See, to me, these two statements illustrate the main problem with alignment and are contradictory.
There's nothing at all contradictory about those two statements. At all. In fact, they are complimentary with each other.
First, why would PCs decide to kill or capture and interrogate some hunters? There are in-game reasons, yes: perhaps the hunters wear the livery of the king and the PCs are trying to get info on the king, whom they know or believe to be the bad guy. But--and this is, I feel, more likely--they could be capturing the hunters because they're orcs. And everyone knows orcs are evil, because every MM has said so. If I had written "elf hunters" or "human hunters" instead of orcs, would you have written this reply to me? Somehow I don't think your first thought upon seeing a group human hunters would be to kill them or capture or interrogate them.
There are literally thousands of reasons. The hunters might be close to a human town and they might want to know where the hunters are from. They may want to know how many other hunters and warriors are in the area, because they have to travel through and want to be prepared. Or... Or... I mean, the sky is the limit with why they might do it.
What I've never seen, is capturing orcs because they are orcs. I've seen plenty of kill the orcs because they are orcs, but never a capture. I mean, what's the point?
And this is the major danger of having alignment: it encourages lazy gameplay. There's no thought involved in either planning the encounter or playing in it, because you can just throw orcs at the PCs--even orcs doing incredibly mundane tasks like game hunting--and the first thoughts are to interrogate and/or kill them. Not negotiate with, not help out, not trade with, not follow and see if they're up to no good, not avoid. Just violence.

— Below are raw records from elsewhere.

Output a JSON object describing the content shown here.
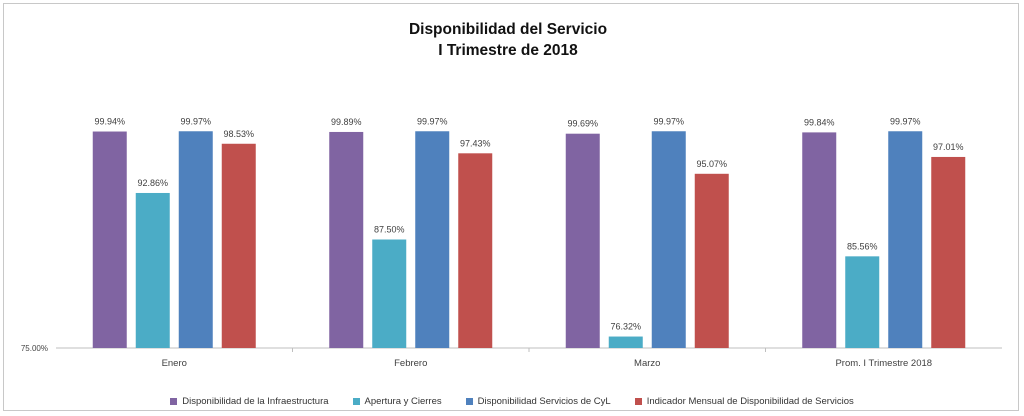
{
  "chart_data": {
    "type": "bar",
    "title": "Disponibilidad del Servicio",
    "subtitle": "I Trimestre de 2018",
    "categories": [
      "Enero",
      "Febrero",
      "Marzo",
      "Prom. I Trimestre 2018"
    ],
    "ylim": [
      75,
      100
    ],
    "y_min_label": "75.00%",
    "grid": false,
    "legend_position": "bottom",
    "series": [
      {
        "name": "Disponibilidad de la Infraestructura",
        "color": "#8064a2",
        "values": [
          99.94,
          99.89,
          99.69,
          99.84
        ],
        "labels": [
          "99.94%",
          "99.89%",
          "99.69%",
          "99.84%"
        ]
      },
      {
        "name": "Apertura y Cierres",
        "color": "#4bacc6",
        "values": [
          92.86,
          87.5,
          76.32,
          85.56
        ],
        "labels": [
          "92.86%",
          "87.50%",
          "76.32%",
          "85.56%"
        ]
      },
      {
        "name": "Disponibilidad Servicios de CyL",
        "color": "#4f81bd",
        "values": [
          99.97,
          99.97,
          99.97,
          99.97
        ],
        "labels": [
          "99.97%",
          "99.97%",
          "99.97%",
          "99.97%"
        ]
      },
      {
        "name": "Indicador Mensual de Disponibilidad de Servicios",
        "color": "#c0504d",
        "values": [
          98.53,
          97.43,
          95.07,
          97.01
        ],
        "labels": [
          "98.53%",
          "97.43%",
          "95.07%",
          "97.01%"
        ]
      }
    ]
  }
}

It's not a danger. It's not even a worry. I've never seen it and I've played in a myriad of groups from RP heavy to power gamer to a mix, to sand box, to railroad. And really, you need to stop calling how we use alignment "lazy." It's quite frankly insulting and unnecessary.
As for helping, following, etc., that really depends on how orcs are run in the game. Are they generally a great enemy of all, or are they just another race with good and bad, if a more bad than other races.

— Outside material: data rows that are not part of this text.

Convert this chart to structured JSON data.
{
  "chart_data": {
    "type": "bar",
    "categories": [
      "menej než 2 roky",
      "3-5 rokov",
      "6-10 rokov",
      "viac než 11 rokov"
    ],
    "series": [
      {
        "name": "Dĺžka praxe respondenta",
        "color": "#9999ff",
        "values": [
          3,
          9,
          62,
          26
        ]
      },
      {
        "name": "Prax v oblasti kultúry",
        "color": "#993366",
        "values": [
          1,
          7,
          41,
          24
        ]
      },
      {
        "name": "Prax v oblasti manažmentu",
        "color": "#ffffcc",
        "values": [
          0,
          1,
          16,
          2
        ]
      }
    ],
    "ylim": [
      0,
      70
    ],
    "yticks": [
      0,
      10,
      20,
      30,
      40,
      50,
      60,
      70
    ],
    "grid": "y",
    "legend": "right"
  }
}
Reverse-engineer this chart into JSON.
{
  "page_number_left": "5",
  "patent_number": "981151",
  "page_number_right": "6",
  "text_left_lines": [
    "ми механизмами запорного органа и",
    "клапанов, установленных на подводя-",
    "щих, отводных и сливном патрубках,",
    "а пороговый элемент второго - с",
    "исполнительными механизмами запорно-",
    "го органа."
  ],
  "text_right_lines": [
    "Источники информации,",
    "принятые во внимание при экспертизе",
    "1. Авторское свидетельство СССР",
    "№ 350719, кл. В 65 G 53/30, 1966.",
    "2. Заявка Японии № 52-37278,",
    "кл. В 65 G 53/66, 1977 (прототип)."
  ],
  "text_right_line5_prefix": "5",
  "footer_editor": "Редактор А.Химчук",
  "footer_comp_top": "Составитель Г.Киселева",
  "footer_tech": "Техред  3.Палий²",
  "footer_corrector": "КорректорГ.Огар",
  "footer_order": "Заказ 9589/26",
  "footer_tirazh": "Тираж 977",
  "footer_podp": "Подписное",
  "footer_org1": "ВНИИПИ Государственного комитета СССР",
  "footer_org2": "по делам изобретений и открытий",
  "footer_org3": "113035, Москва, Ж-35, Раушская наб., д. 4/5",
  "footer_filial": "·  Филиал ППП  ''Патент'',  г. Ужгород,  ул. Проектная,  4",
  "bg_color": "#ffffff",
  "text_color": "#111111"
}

But as to the contradictory statements...
There were none, but let's see what you say.
Imagine the PCs capture and interrogate the orc for legitimate, non-evil-listing reasons. You have the description "becomes hostile if the PCs scare away prey." So if the PCs capture the orcs and say "why did you attack us?" You have your answer right there: "You stupid humans with your clanking metal armor came into our woods and scared the deer away! Now what am I supposed to feed my kids?" The orcs aren't going to become hostile if the PCs don't interfere with them. And you--who presumably improv lots of different actions for your games--can decide what happens if the PCs choose to help the hunters instead.

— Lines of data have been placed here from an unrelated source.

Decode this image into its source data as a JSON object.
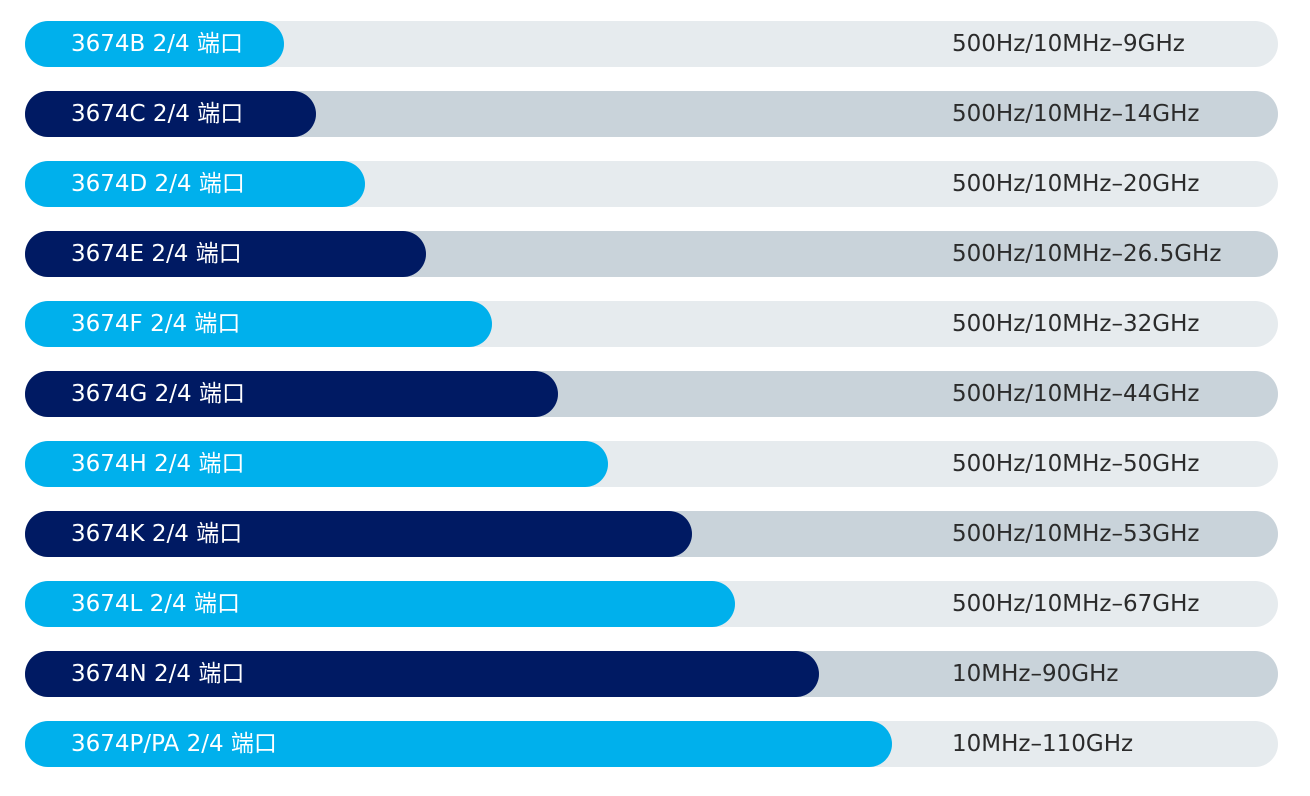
{
  "colors": {
    "light_fill": "#00B0EC",
    "dark_fill": "#001A63",
    "light_track": "#E6EBEE",
    "dark_track": "#C9D3DA"
  },
  "chart_data": {
    "type": "bar",
    "orientation": "horizontal",
    "grid": false,
    "categories": [
      "3674B 2/4 端口",
      "3674C 2/4 端口",
      "3674D 2/4 端口",
      "3674E 2/4 端口",
      "3674F 2/4 端口",
      "3674G 2/4 端口",
      "3674H 2/4 端口",
      "3674K 2/4 端口",
      "3674L 2/4 端口",
      "3674N 2/4 端口",
      "3674P/PA 2/4 端口"
    ],
    "values_max_ghz": [
      9,
      14,
      20,
      26.5,
      32,
      44,
      50,
      53,
      67,
      90,
      110
    ],
    "fill_percent": [
      20.7,
      23.2,
      27.1,
      32.0,
      37.3,
      42.5,
      46.5,
      53.2,
      56.7,
      63.4,
      69.2
    ],
    "range_labels": [
      "500Hz/10MHz–9GHz",
      "500Hz/10MHz–14GHz",
      "500Hz/10MHz–20GHz",
      "500Hz/10MHz–26.5GHz",
      "500Hz/10MHz–32GHz",
      "500Hz/10MHz–44GHz",
      "500Hz/10MHz–50GHz",
      "500Hz/10MHz–53GHz",
      "500Hz/10MHz–67GHz",
      "10MHz–90GHz",
      "10MHz–110GHz"
    ]
  }
}
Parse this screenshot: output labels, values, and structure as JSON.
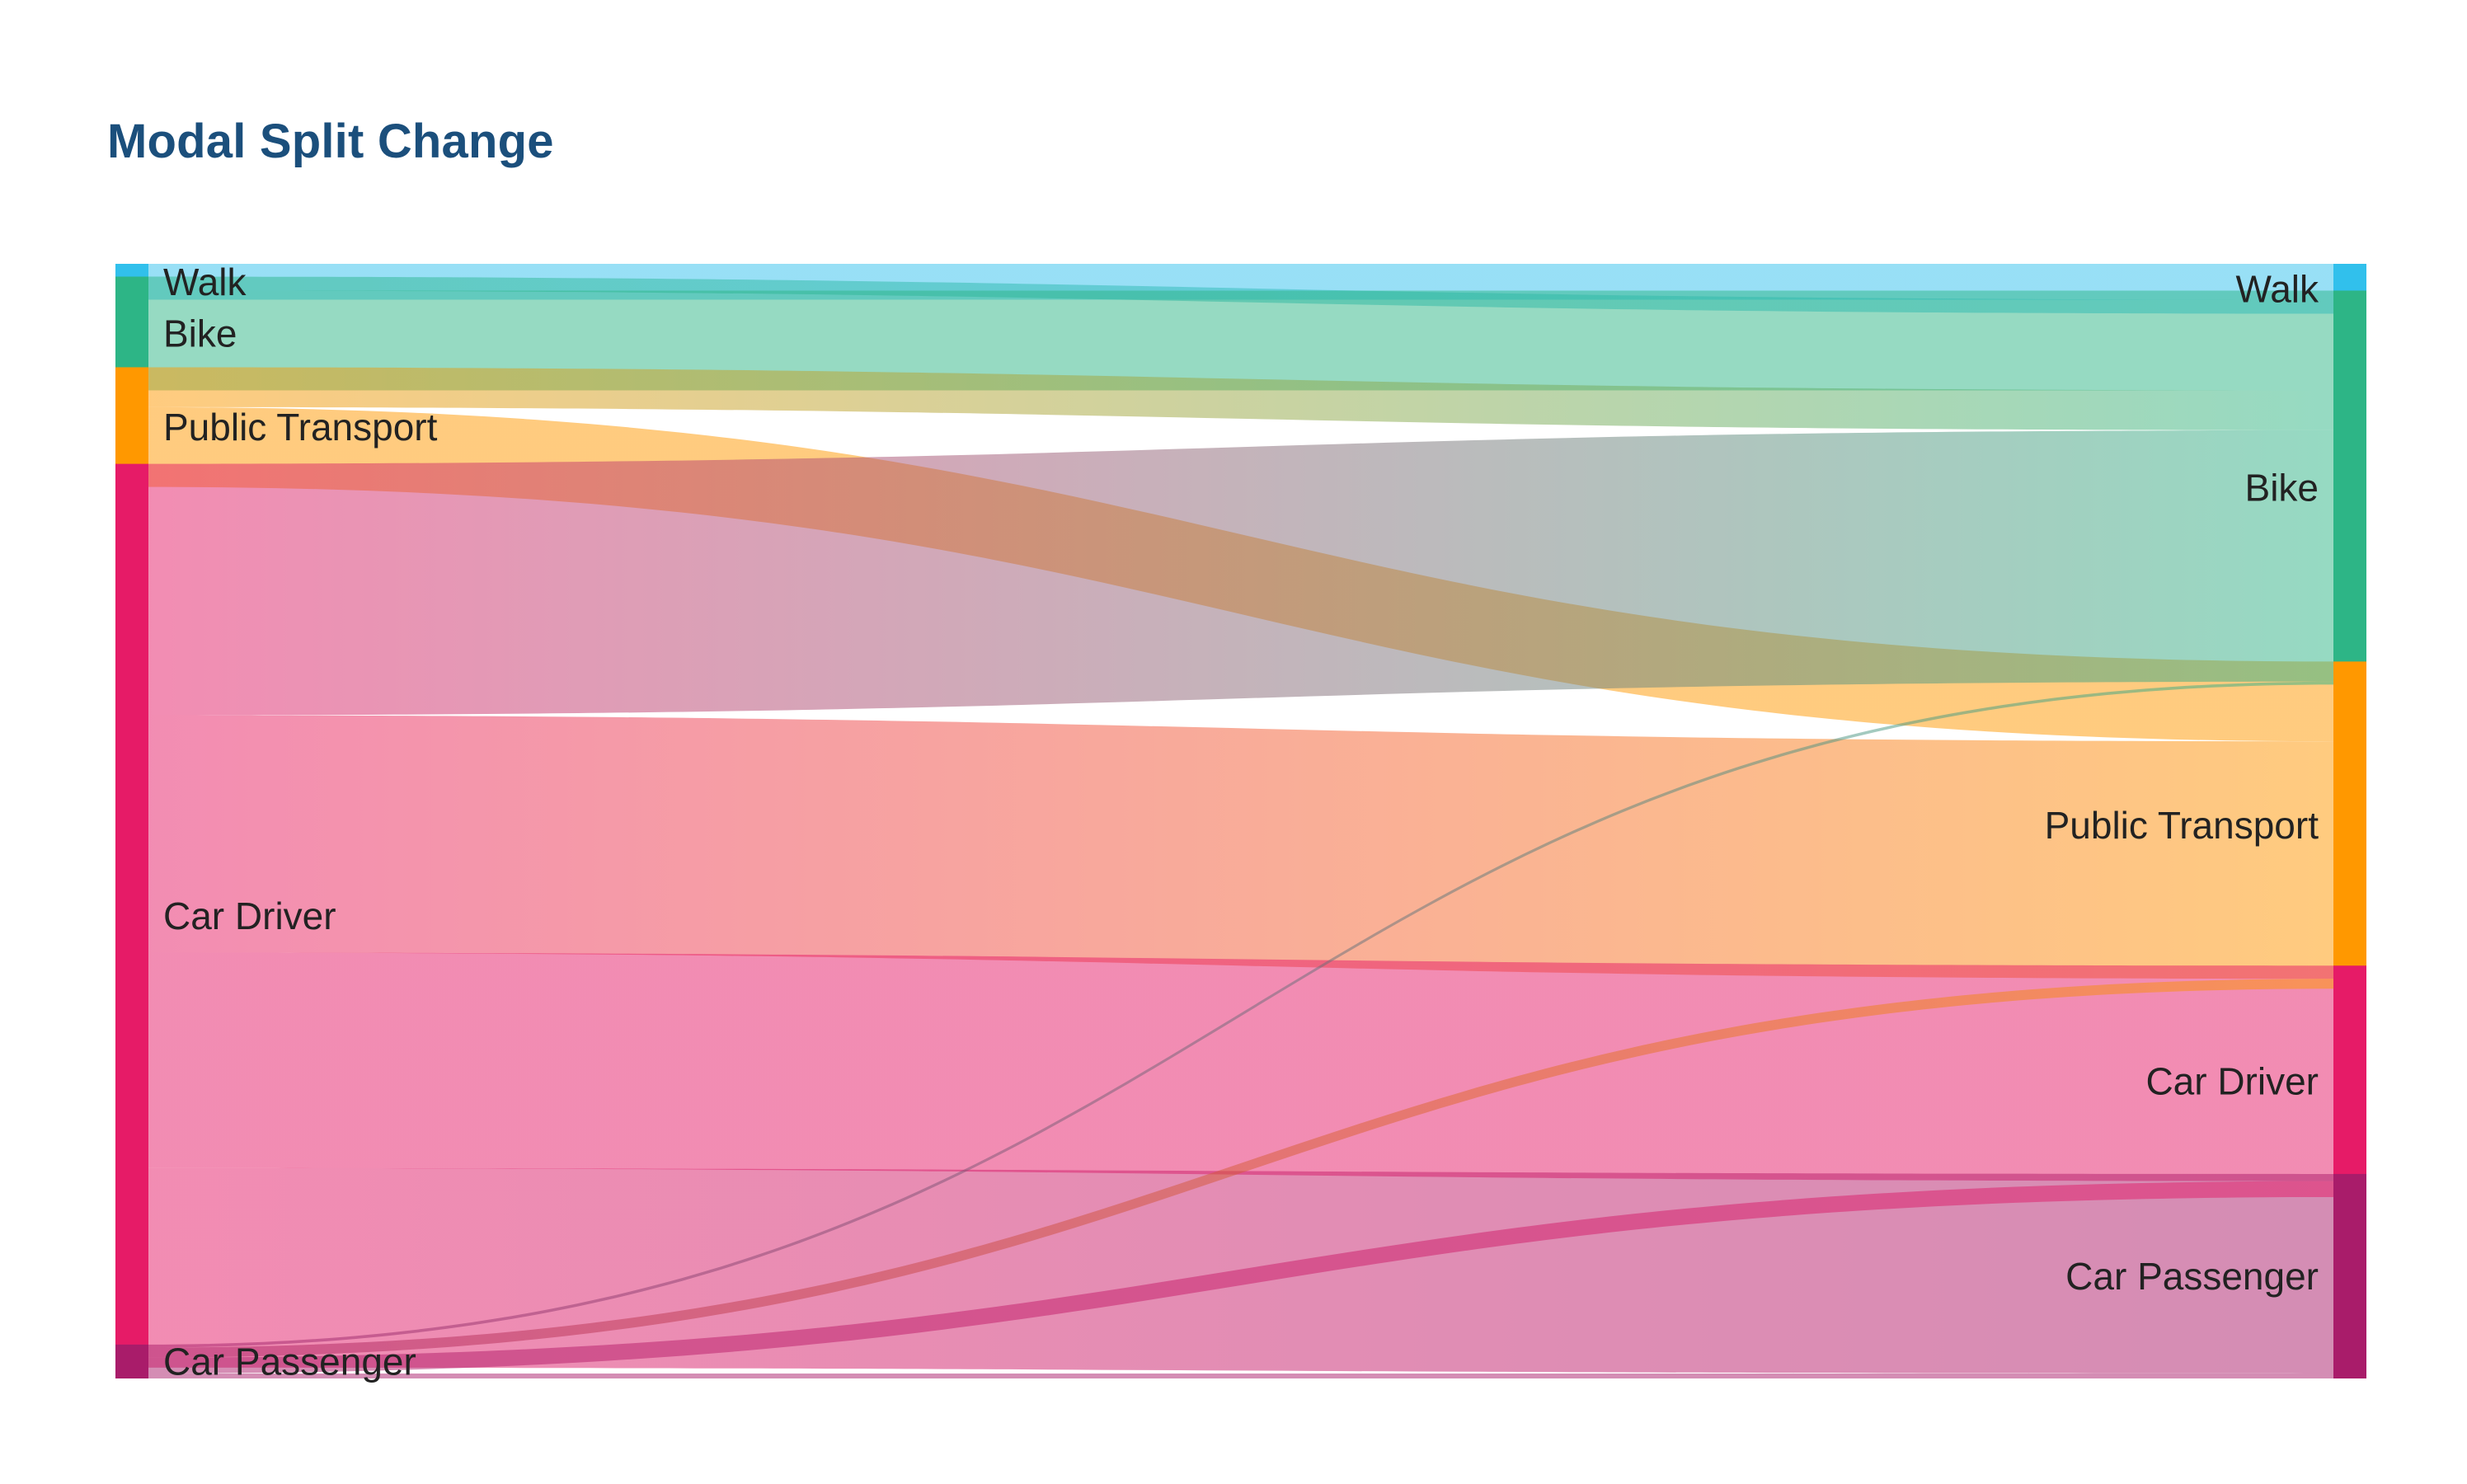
{
  "chart_data": {
    "type": "sankey",
    "title": "Modal Split Change",
    "nodes_left": [
      {
        "name": "Walk",
        "color": "#31c0ec"
      },
      {
        "name": "Bike",
        "color": "#2db586"
      },
      {
        "name": "Public Transport",
        "color": "#ff9800"
      },
      {
        "name": "Car Driver",
        "color": "#e61b67"
      },
      {
        "name": "Car Passenger",
        "color": "#a91c6a"
      }
    ],
    "nodes_right": [
      {
        "name": "Walk",
        "color": "#31c0ec"
      },
      {
        "name": "Bike",
        "color": "#2db586"
      },
      {
        "name": "Public Transport",
        "color": "#ff9800"
      },
      {
        "name": "Car Driver",
        "color": "#e61b67"
      },
      {
        "name": "Car Passenger",
        "color": "#a91c6a"
      }
    ],
    "links": [
      {
        "source": "Walk",
        "target": "Walk",
        "value": 1.8
      },
      {
        "source": "Bike",
        "target": "Walk",
        "value": 0.7
      },
      {
        "source": "Bike",
        "target": "Bike",
        "value": 5.0
      },
      {
        "source": "Public Transport",
        "target": "Bike",
        "value": 2.0
      },
      {
        "source": "Public Transport",
        "target": "Public Transport",
        "value": 4.0
      },
      {
        "source": "Car Driver",
        "target": "Bike",
        "value": 12.6
      },
      {
        "source": "Car Driver",
        "target": "Public Transport",
        "value": 11.9
      },
      {
        "source": "Car Driver",
        "target": "Car Driver",
        "value": 10.8
      },
      {
        "source": "Car Driver",
        "target": "Car Passenger",
        "value": 10.0
      },
      {
        "source": "Car Passenger",
        "target": "Bike",
        "value": 0.15
      },
      {
        "source": "Car Passenger",
        "target": "Public Transport",
        "value": 0.5
      },
      {
        "source": "Car Passenger",
        "target": "Car Driver",
        "value": 0.8
      },
      {
        "source": "Car Passenger",
        "target": "Car Passenger",
        "value": 0.25
      }
    ]
  }
}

Okay. But only screaming in anger and being hostile is just a one dimensional cartoon character, and I don't run those. Maybe he gives that answer and the PCs don't accept it and continue interrogation. Maybe they include threats. Maybe they promise freedom. Maybe a hundred other things. I need to know FAR more than just "hostile if interrupted" in order to play the orc and alignment is an invaluable tool for that.
But if you have the description "chaotic evil" then what's your answer? "You stupid humans came here and I'm evil so I attacked"? Or "Expletive deleted you, you stupid humans!"? Seriously. People keep saying that having the alignment helps guide them, but when I ask them how, they don't answer.
Nope. It helps me know how he might react to various things. If threatened, he's likely to cow to the much stronger force that has him captured. With CE might makes right. The weak bend to the strong. If they offer freedom, he might take the now weak in his eyes PCs(who lets an enemy go!?) up on their offer, then get a few dozen buddies and hunt the group down to make the PCs his captives and show THEM how a captor acts. Alignment tells me a lot.
But here's why it's contradictory: before, you write "It tells me which box they mostly play in. From that I can pick actions which reflect that box." But what I wrote also gives you a box--and it's a much bigger box. Why is it easier for you to pick actions out of a box marked "chaotic evil" than it is to pick actions out of a box marked "game hunters who will become hostile if their hunt is interfered with"?
Your box is useless for what I needed above. It's also far smaller than alignment ever could be.